Nov 29, 2012 01:52
Узнала о том, что часть людей, учивших меня на филфаке МГУ, предлагает вернуться к утраченным достижениям "советского образования" и, признаться, растерялась...
На излете "совка" я еще застала те времена, когда гнобили моего первого научного руководителя, В.А. Грихина, которому многие из нас обязаны не только любовью к древнерусской литературе. Помню, как более искушенные в факультетской жизни старшекурсники объясняли: "Те, кто хочет делать карьеру, пишут у N, а те, кто хочет взаправду, идут к Хализеву", как возвышался и сиял в полумрачных коридорах первого гуманитарного Никита Ильич Толстой, и встретиться с ним считалось доброй приметой. А когда С.С.Аверинцев на дне первокурсника рассказывал о филологии, было ясно: "Вот декан, вот замдекана, а этот -- раб Божий", хотя смысл этих слов стал понятен намного позже. Еще -- толпа на семинарах Б.А.Успенского и В.М.Живова, а в перерыве, для отсутствующих -- захватывающий storytelling "о чем там было", переполненная 7-я поточная на лекциях М.В.Панова по языку русской поэзии Серебряного века, райская А.И.Журавлева, после лекций которой становился счастливей, хотя речь шла всего лишь о русской реалистической драме. Нет, конечно, были и другие, и среди них -- немало добротных филологов,которые тоже научили чему-то нужному, но если бы у меня спросили, чем отличались люди, рядом с которыми мы боялись -- нет, не переврать дату или цитату, и не провалить экзамен, а сфальшивить по большому счету, я бы повторила то, что однажды сказала о своих учителях Н.Л.Трауберг: "Они были несоветские".

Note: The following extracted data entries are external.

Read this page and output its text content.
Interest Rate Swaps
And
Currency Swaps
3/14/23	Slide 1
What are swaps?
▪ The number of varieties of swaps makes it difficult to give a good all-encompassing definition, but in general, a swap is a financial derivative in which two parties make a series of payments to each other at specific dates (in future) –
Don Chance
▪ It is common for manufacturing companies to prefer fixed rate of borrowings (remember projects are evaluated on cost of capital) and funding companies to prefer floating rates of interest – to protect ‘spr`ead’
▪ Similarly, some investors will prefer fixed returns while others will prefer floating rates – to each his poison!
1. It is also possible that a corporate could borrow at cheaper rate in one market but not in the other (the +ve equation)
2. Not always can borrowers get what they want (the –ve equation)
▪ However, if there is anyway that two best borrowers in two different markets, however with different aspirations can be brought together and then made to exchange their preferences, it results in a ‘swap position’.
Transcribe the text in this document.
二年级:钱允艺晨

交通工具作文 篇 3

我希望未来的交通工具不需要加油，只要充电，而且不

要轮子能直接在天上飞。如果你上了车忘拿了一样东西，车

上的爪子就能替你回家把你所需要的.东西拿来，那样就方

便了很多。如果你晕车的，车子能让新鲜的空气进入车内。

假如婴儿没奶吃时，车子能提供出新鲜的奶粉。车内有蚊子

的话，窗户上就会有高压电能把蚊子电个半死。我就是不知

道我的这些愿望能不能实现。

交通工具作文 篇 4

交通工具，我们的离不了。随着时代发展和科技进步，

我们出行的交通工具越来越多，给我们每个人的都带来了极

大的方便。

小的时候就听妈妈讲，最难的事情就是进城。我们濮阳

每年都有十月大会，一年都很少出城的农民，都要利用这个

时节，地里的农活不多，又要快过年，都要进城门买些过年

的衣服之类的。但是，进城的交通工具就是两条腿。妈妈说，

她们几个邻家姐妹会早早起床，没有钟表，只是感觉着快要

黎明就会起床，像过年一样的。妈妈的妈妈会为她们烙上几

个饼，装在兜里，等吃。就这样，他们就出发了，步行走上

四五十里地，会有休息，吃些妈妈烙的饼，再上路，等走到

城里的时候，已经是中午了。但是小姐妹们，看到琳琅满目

Совок узнавался, да и узнается, по скудости. Он готов примириться и даже поэтизировать ущербность, недостаток (романтика чашки с отбитой ручкой, селедки на газетке), а вот переполненности, щедрости, всего, что бьет через край, выходит из берегов -- не сносит. Он боится света. Не тьма, но и не солнце -- лампочка Ильича без абажура, у всех -- одной и той же мощности. Все, что чуть ярче или чуть выше, пытливей, смелее или более цельно, тут же изгонялось или загонялось в подполье, где на одно проросшее прямо дерево, приходились десятки выросших с непоправимым надломом. Но как ни парадоксально, именно эта "теснота и мука тесноты" дает людям несамостоятельным внутреннюю "обеспеченность", которую соблазнительно, да и нетрудно принять за устойчивость и надежность. Достаточно сделать не меньше, но и не больше, и ты уже "вроде бы ничего", главное, не поднимать голову, не произносить тех слов, что могут таить хоть на унцию больше смысла, чем дозволено в рядах. Но и дозволенное, если произносить, то осторожно, чтобы за каждым словом -- дорожки к отступлению, в любую сторону, в какую будет нужно. "Скудость и осторожность" неизбежно оборачивались равнодушием и небрежностью, а все вместе собиралось в выморочный, безвоздушный псевдоуют советской, пусть даже академической, "кухни". Вернуться к ее рецептам -- значит, законсервировать мутное варево, добавив отдающих ладаном приправ; согласиться на диктатуру посредственности, изгнать "взыскующую мысль", а вместе с ней -- и тех, кто нас мыслить учил. Филология от этого не станет эффективней. Если "наука понимания" прекратит переспрашивать и понимать, ее просто не станет.